Nice looking set up Bluebee.
When the law no longer protects you from the corrupt, but protects the corrupt from you - then you know your nation is doomed.

Offline BlueBee

  • Galactic Bee
  • ******
  • Posts: 4587
  • Gender: Male
Re: Planting trees
« Reply #13 on: May 20, 2014, 03:39:40 am »
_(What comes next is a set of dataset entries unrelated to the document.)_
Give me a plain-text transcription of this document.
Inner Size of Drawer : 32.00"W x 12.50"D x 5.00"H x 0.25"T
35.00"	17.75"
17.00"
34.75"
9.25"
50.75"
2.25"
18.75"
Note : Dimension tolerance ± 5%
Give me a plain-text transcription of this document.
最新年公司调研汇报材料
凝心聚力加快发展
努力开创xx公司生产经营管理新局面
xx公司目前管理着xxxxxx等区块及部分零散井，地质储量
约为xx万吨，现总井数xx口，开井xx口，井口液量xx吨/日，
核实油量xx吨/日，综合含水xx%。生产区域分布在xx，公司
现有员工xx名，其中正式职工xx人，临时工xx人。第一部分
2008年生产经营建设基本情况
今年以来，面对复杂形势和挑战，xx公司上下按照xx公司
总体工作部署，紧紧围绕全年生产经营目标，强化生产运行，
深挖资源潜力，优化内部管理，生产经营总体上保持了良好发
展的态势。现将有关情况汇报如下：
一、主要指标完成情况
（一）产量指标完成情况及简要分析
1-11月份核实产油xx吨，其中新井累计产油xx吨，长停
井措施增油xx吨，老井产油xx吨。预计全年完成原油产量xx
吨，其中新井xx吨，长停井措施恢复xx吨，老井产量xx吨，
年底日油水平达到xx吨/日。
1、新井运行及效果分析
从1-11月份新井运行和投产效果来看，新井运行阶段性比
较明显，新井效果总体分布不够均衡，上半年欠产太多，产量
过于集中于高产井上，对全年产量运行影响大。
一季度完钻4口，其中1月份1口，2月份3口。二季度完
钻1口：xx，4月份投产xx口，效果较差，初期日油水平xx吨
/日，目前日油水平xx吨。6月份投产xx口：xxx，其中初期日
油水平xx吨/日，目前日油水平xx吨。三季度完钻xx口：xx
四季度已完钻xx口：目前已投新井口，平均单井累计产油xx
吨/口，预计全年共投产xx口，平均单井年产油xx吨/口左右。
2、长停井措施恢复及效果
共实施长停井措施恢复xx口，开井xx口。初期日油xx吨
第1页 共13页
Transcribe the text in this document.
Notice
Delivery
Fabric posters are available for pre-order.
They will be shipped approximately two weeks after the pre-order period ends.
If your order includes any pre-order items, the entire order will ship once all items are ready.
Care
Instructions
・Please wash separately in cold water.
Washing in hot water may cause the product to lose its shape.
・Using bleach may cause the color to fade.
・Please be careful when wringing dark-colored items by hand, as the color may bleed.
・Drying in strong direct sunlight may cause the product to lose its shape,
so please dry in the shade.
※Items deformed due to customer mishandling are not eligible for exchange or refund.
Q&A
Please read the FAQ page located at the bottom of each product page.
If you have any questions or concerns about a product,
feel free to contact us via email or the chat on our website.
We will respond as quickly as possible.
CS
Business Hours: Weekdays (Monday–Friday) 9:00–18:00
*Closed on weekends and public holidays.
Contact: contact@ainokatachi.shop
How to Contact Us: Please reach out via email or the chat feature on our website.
Thanks.  I get about 80% yield on those Arbs which isn’t too bad for a hobbyist.  I think I could do better if I had more controls over the ambient temps (like a basement setting).  Our apples are blooming right now and the softwood spurt is just starting.  I suspect you want to take SW cuttings within a few weeks of bloom.  I need to do some research and see what color (temps Kelvin) of LED bulb might work best for indoor propagation.  Photosynthesis makes use of certain photon frequencies but not others.  Need to find LED bulbs emitting what photosynthesis absorbs.